South Africa in 1910

South Africa in 1910

Our series on Territorial Formation takes us to Southern Africa.

The country now known as the Republic of South Africa was first created in 1910 as the Union of South Africa, the federation of four former British colonies with distinct historical backgrounds.

The largest of the four provinces, in the Southwest, was the Region of the Cape (named after the Cape of Good Hope, a prominent geographic feature in Southern Africa). Created as a Dutch Colony in the Seventeenth Century, it became British after the Napoleonic Wars, when Britain increased its global presence at the expense of continental powers. Its original population was composed of various tribes of Khoisan origin, that is, people with physical characteristics that were distinct from the Bantus, who constitute the largest racial group in sub-Saharn Africa. These indigenous people were enslaved by Dutch colonists and adopted their language, Afrikaans, which is derived from old Dutch.

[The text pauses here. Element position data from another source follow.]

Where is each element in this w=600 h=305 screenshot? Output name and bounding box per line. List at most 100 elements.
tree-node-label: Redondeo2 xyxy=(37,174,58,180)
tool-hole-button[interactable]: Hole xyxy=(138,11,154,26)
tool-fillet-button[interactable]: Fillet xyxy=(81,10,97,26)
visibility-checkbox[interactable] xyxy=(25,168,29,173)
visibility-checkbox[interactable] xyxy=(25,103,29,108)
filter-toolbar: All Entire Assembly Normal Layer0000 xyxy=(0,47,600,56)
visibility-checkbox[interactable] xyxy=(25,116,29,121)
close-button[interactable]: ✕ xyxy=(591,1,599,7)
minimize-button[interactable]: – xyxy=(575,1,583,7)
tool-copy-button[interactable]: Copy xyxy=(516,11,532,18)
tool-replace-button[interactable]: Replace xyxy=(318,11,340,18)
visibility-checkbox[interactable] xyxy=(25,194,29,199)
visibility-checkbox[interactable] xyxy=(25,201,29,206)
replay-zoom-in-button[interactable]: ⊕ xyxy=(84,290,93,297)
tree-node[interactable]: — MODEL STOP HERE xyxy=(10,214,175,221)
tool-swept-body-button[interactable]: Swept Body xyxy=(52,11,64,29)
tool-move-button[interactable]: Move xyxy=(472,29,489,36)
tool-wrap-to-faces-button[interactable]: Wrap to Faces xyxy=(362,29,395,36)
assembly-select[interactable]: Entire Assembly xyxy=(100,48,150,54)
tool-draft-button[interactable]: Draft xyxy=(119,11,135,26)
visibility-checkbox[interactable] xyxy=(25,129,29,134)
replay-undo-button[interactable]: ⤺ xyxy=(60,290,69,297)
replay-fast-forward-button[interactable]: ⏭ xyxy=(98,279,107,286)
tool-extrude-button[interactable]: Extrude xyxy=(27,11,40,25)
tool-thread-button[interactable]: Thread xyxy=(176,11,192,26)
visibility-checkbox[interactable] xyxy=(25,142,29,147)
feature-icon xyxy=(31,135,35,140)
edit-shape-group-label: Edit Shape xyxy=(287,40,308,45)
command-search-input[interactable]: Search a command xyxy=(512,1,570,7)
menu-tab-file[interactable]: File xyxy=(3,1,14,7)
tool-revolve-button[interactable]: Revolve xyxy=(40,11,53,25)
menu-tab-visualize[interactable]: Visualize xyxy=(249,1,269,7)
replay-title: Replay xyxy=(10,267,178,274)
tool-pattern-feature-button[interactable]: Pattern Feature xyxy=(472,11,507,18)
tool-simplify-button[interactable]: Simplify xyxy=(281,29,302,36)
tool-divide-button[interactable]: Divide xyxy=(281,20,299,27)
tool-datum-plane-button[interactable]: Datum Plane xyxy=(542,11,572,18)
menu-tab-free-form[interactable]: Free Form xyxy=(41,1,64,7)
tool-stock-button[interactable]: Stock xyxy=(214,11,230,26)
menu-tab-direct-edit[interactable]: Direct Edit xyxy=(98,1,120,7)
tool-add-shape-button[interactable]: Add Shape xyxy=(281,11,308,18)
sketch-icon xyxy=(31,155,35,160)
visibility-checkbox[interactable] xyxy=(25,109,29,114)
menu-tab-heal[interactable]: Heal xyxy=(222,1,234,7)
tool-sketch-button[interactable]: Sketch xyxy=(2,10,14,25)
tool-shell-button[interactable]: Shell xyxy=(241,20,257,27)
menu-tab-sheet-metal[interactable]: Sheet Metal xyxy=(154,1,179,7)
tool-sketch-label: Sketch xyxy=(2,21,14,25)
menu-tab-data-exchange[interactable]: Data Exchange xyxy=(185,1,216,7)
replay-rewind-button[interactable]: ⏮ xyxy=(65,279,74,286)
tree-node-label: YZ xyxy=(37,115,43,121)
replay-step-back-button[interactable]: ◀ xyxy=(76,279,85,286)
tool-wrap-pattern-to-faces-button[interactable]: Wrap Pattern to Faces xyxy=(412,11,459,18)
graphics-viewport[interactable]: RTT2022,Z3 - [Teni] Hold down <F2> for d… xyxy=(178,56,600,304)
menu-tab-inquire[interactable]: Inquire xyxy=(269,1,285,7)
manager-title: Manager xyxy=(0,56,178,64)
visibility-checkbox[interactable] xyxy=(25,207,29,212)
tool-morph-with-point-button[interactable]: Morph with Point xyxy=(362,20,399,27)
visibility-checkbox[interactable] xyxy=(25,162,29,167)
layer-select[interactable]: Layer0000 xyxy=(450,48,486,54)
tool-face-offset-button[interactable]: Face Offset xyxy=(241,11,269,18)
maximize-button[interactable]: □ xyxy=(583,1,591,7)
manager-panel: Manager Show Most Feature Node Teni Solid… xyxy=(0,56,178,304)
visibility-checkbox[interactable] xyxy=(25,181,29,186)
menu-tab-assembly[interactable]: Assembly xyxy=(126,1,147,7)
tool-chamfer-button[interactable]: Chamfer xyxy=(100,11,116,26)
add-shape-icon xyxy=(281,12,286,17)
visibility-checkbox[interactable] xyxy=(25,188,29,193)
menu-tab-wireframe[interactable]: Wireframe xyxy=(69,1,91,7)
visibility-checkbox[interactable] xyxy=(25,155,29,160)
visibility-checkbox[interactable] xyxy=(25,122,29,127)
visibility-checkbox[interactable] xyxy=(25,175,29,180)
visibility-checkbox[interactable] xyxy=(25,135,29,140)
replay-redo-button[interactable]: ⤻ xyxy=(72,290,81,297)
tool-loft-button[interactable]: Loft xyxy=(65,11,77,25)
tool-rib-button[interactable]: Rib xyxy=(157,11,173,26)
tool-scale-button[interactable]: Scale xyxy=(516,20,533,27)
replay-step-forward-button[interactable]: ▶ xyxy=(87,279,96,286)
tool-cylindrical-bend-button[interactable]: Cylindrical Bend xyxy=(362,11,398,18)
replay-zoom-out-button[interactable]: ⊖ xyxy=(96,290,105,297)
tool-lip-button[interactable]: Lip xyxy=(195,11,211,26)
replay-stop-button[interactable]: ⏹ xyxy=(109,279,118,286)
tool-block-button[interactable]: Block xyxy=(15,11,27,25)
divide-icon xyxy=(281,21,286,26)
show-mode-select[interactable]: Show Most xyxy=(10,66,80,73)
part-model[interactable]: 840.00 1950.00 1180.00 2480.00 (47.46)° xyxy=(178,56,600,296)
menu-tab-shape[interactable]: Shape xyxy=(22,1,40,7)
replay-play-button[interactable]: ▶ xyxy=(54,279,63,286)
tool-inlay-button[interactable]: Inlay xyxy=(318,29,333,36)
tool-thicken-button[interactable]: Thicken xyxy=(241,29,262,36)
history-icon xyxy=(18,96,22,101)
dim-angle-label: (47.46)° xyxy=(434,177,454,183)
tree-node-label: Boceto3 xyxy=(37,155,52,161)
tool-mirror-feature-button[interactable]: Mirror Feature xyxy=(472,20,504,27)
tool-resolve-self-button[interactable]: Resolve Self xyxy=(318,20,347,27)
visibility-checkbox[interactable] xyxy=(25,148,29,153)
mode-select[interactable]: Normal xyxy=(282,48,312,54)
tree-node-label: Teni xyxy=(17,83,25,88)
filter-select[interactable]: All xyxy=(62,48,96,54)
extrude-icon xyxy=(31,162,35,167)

Further North were two previous colonies, the Orange Free State and the Transvaal Republic, also founded by Dutch colonists, who migrated in great numbers after the British takeover of the Cape. The two states were at times independent, at times under British protection, until a brutal war at the turn of the twentieth Century annexed both of them into the British Empire.

On the Eastern side was another British colony, Natal, which was created after major conflicts with the Zulus, a local ethnic group that gave the British Empire one of its most challenging colonial wars, until they submitted at the end of the nineteenth century.

This created an extremely diverse society, with the coexistence of Khoisan and Bantu ethnic groups as well as settlers of Dutch, British and South Asian origins. The delicate political order created by the British would not survive the antagonism of the Afrikaners, white people of Dutch extraction who, as the largest European ethnic group, became the dominant force and created the Apartheid regime after World War II.